The consequences can be severe. In recent times, many people have reportedly lost large sums of money, borrowed heavily to invest or trade, and then fallen into debt traps. When losses exceed borrowing capacity, the result can be distress, family conflict, indebtedness, and in extreme cases, suicide. Incidents of this nature have been observed in Telangana and among students in colleges and universities across the country.

According to the NCRB report 2024, 4.4% of suicides in the country are attributed to bankruptcy or indebtedness. Some cases may also be reported under other categories such as family reasons. Profession-wise, reported suicide rates include 10% for self-employed persons, 15% for professionals or salaried persons, 8.5% for students, and 8.7% for the unemployed. These numbers do not prove that trading alone causes suicides, but they do show that indebtedness, employment pressure, professional stress, and household financial distress are serious social concerns.

This is why India’s capital-market boom must be understood carefully. It is a boon when household savings move into productive financial assets. It is a boon when people invest through informed, disciplined, long-term channels. It is a boon when capital markets help households create wealth and support national growth.

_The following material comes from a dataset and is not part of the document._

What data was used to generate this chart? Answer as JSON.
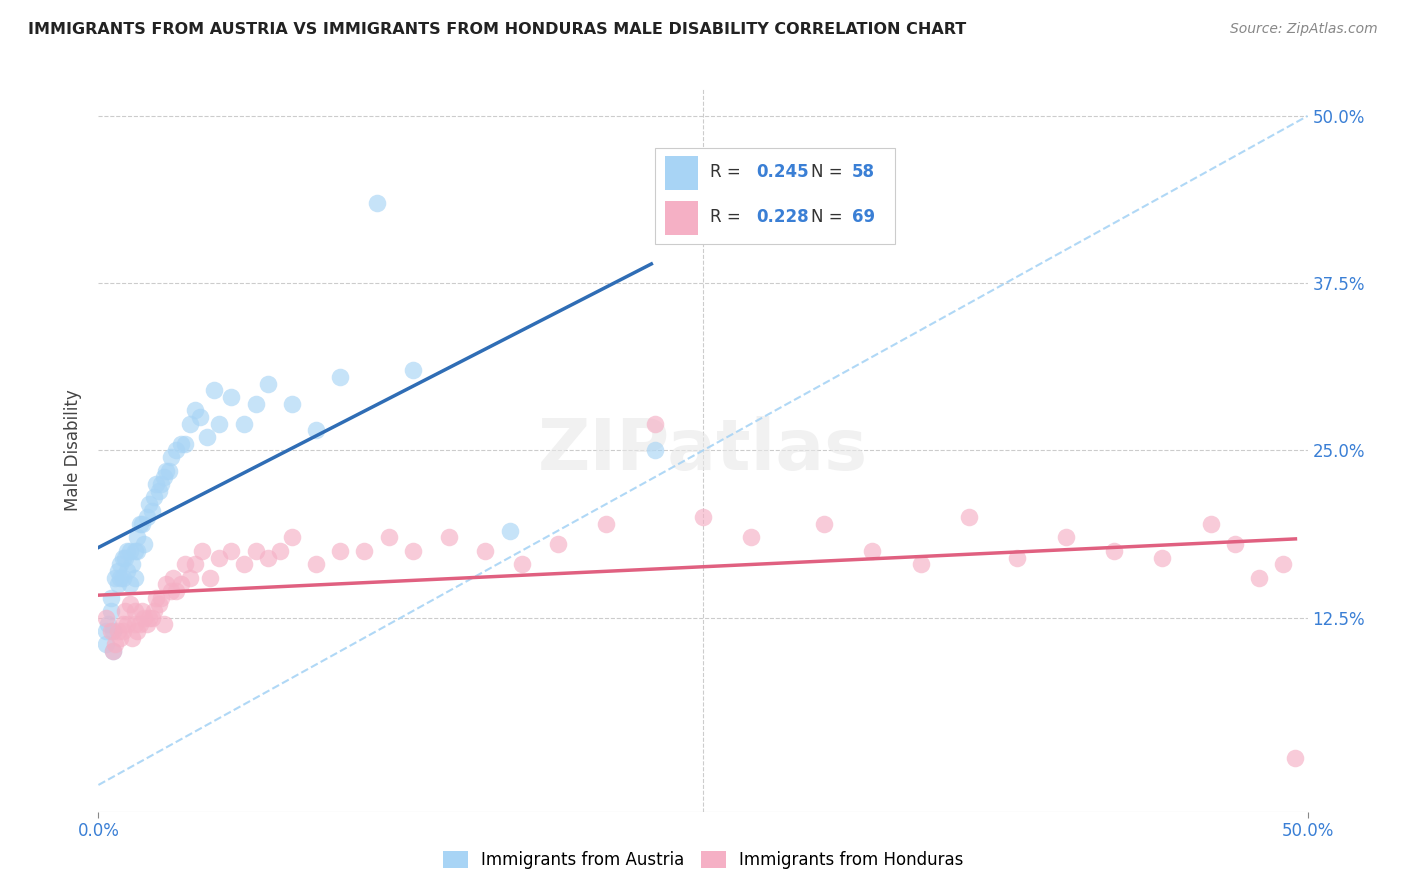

But it becomes a bane when inexperienced people, especially young and financially vulnerable participants, begin to treat intraday trading as a substitute for stable employment. It becomes dangerous when trading is financed through borrowing, when losses are hidden from families, when social pressure pushes people into risk-taking, and when financial literacy fails to keep pace with digital access.

The answer is not to discourage people from participating in capital markets. Rather, the answer is to improve the quality of participation. People need to understand the difference between investment and speculation. They need to know the risks of intraday trading before entering it. They need training, awareness, and discipline. Financial literacy must not be treated as optional in a country where digital trading access is expanding rapidly.

Parents also have a role to play. They need to keep an eye on their children’s online financial activities and should not provide more money than required without understanding its use. Youth and women who want to pursue intraday trading as a profession should undergo training at reputable institutions such as the National Institute of Securities Markets, NSE Academy, Nifty Trading Academy, GTF, and Booming Bulls Academy.

More importantly, financial literacy courses should be introduced from the school to the university level. Students must learn basic concepts of saving, investment, risk, debt, compounding, speculation, and responsible borrowing. Financial education should become part of social protection.

India’s capital market is rising. That rise can support growth, savings, and wealth creation. But the same rise also exposes a vulnerable section of society to new forms of financial distress. The policy challenge is not whether households should enter the market. The real challenge is whether they enter as informed investors or as desperate traders searching for income.

The Indian capital-market boom will remain a boon only if financial inclusion is matched by financial awareness. Otherwise, for many households, the promise of quick profit may turn into debt, distress, and tragedy.